O texto busca considerar a dissonância entre as expectativas ocidentais em torno do desempenho da VKS no conflito, utilizando como fundamento a teoria do inimigo como sistema e a ideia de comando do ar como suportes teóricos. Discutimos alguns aspectos relativos ao emprego de ambas as forças aéreas, inclusive temas a serem observados nos próximos dias e semanas da guerra e, por fim, sugerimos alguns cenários conclusivos para a contenda.
Nessa primeira parte do artigo, o tema central no qual insistimos é a não finalização do processo de alinhamento doutrinário da VKS com as expectativas teóricas e doutrinárias ocidentais, mas também com a experiência histórica soviética/russa, que remonta à 2ª Guerra Mundial, de emprego do poder aeroespacial em combate.
Mais quais seriam essas perspectivas ocidentais? Sinteticamente, podemos recorrer ao pensador contemporâneo norte-americano John Warden III, e sua teorização em torno do emprego do poder aeroespacial. Para tanto, o conceito de centro de gravidade e sua teoria do inimigo como um sistema (por meio do construto do cinco anéis) demonstram claramente a dissonância entre esse pensamento ocidental e aquilo que deveria ser o comportamento da VKS.
John Warden III
Fonte: Wikipedia, 2022
John Warden III entende que há uma conexão entre os níveis estratégico e operacional na guerra moderna. Por esse motivo,
O comandante do teatro de operações deve considerar todos os tipos de operação que possam vir a influenciar a campanha. Se a vontade do povo é vulnerável, o comandante deve concentrar esforços contra esse alvo. Se o inimigo é dependente de suprimentos externos, então em algum ponto da cadeia de suprimentos deve estar a chave para o sucesso. Se o inimigo é dependente de petróleo, então destruindo as redes petrolíferas talvez seja a ação mais inteligente. Em muitos casos, entretanto, e especialmente contra um oponente moderno e com um indústria altamente resiliente, talvez não haja uma simples solução; por conseguinte, atacar um número variado de alvos talvez seja necessário – mas alvos cuidadosamente escolhidos para afetar os centros de gravidade do inimigo. (WARDEN III, 2000, p. 6)

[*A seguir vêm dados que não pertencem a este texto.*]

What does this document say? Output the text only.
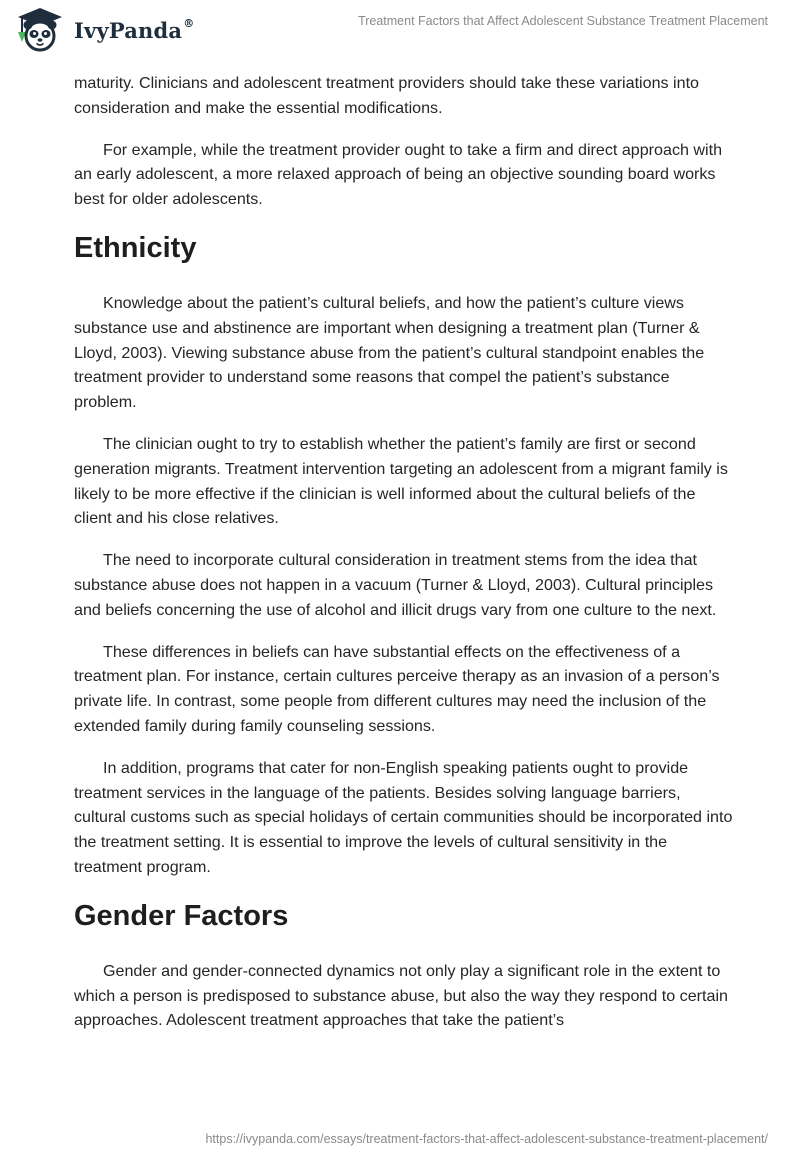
IvyPanda®	Treatment Factors that Affect Adolescent Substance Treatment Placement

maturity. Clinicians and adolescent treatment providers should take these variations into consideration and make the essential modifications.

For example, while the treatment provider ought to take a firm and direct approach with an early adolescent, a more relaxed approach of being an objective sounding board works best for older adolescents.

Ethnicity

Knowledge about the patient’s cultural beliefs, and how the patient’s culture views substance use and abstinence are important when designing a treatment plan (Turner & Lloyd, 2003). Viewing substance abuse from the patient’s cultural standpoint enables the treatment provider to understand some reasons that compel the patient’s substance problem.

The clinician ought to try to establish whether the patient’s family are first or second generation migrants. Treatment intervention targeting an adolescent from a migrant family is likely to be more effective if the clinician is well informed about the cultural beliefs of the client and his close relatives.

The need to incorporate cultural consideration in treatment stems from the idea that substance abuse does not happen in a vacuum (Turner & Lloyd, 2003). Cultural principles and beliefs concerning the use of alcohol and illicit drugs vary from one culture to the next.

These differences in beliefs can have substantial effects on the effectiveness of a treatment plan. For instance, certain cultures perceive therapy as an invasion of a person’s private life. In contrast, some people from different cultures may need the inclusion of the extended family during family counseling sessions.

In addition, programs that cater for non-English speaking patients ought to provide treatment services in the language of the patients. Besides solving language barriers, cultural customs such as special holidays of certain communities should be incorporated into the treatment setting. It is essential to improve the levels of cultural sensitivity in the treatment program.

Gender Factors

Gender and gender-connected dynamics not only play a significant role in the extent to which a person is predisposed to substance abuse, but also the way they respond to certain approaches. Adolescent treatment approaches that take the patient’s

https://ivypanda.com/essays/treatment-factors-that-affect-adolescent-substance-treatment-placement/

Por trás dessas palavras está a cristalina indicação da importância de se identificar corretamente os centros de gravidade, que desde Carl von Clausewitz (1984, p. 595-596) tem sido compreendido como “o centro de todo poder e movimento, sobre o que tudo mais depende”. Mais ainda, a preocupação expressa por Warden III (2000, p. 7, grifo nosso) de que “as operações no teatro devem ser planejadas, coordenadas e executadas com a ideia de se derrotar o inimigo com golpes decisivos e marcantes”. A não observação de quais centros de gravidade foram priorizados pelos ataques da VKS e a falta de um ritmo à altura da expectativa teórica Ocidental, é uma primeira explicação para a dissonância que referimos anteriormente.

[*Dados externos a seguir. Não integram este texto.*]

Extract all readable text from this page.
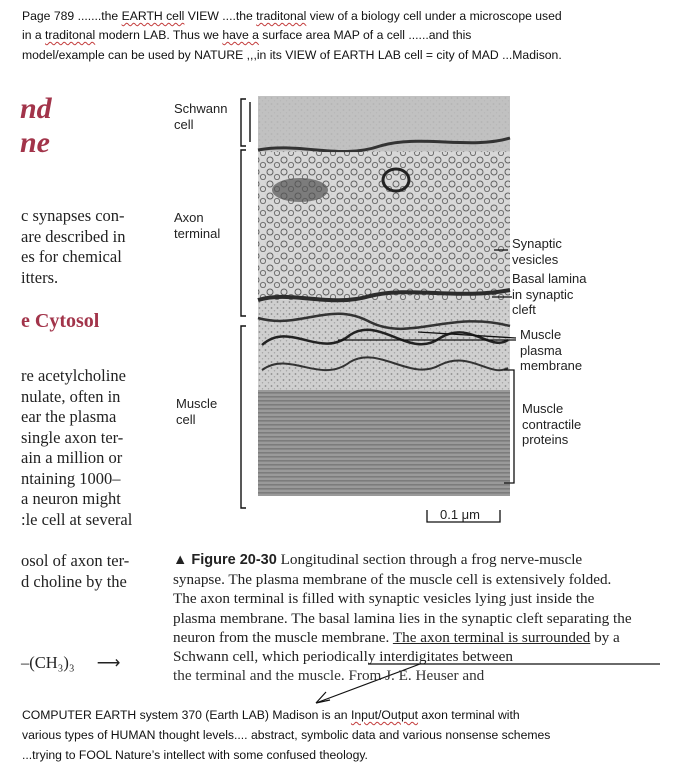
Page 789 .......the EARTH cell VIEW ....the traditonal view of a biology cell under a microscope used
in a traditonal modern LAB. Thus we have a surface area MAP of a cell ......and this
model/example can be used by NATURE ,,,in its VIEW of EARTH LAB cell = city of MAD ...Madison.
nd
ne
c synapses con-
are described in
es for chemical
itters.
e Cytosol
re acetylcholine
nulate, often in
ear the plasma
single axon ter-
ain a million or
ntaining 1000–
a neuron might
:le cell at several
osol of axon ter-
d choline by the
–(CH₃)₃ ⟶
Schwann
cell
Axon
terminal
Muscle
cell
Synaptic
vesicles
Basal lamina
in synaptic
cleft
Muscle
plasma
membrane
Muscle
contractile
proteins
0.1 μm
▲ Figure 20-30 Longitudinal section through a frog nerve-muscle synapse. The plasma membrane of the muscle cell is extensively folded. The axon terminal is filled with synaptic vesicles lying just inside the plasma membrane. The basal lamina lies in the synaptic cleft separating the neuron from the muscle membrane. The axon terminal is surrounded by a Schwann cell, which periodically interdigitates between
COMPUTER EARTH system 370 (Earth LAB) Madison is an Input/Output axon terminal with
various types of HUMAN thought levels.... abstract, symbolic data and various nonsense schemes
...trying to FOOL Nature’s intellect with some confused theology.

A construção teórica de Warden III sobre os anéis concêntricos é amplamente conhecida na teoria do poder aeroespacial. Segundo este autor, "para pensar apropriadamente sobre a guerra (convencional ou não convencional), os planejadores devem pensar em termos de sistemas" (WARDEN III, 2015, p. 105). Isto implica que agir sobre partes do sistema deve necessariamente gerar distúrbios nesse sistema. A parte que geraria maiores distúrbios é identificada pelo autor como um centro de gravidade, consoante com que observamos acima. Para tratar claramente do centro de gravidade, o pensador norte-americano estabeleceu um modelo, chamado "Modelo dos Cinco Anéis" (WARDEN III, 2015, p. 107).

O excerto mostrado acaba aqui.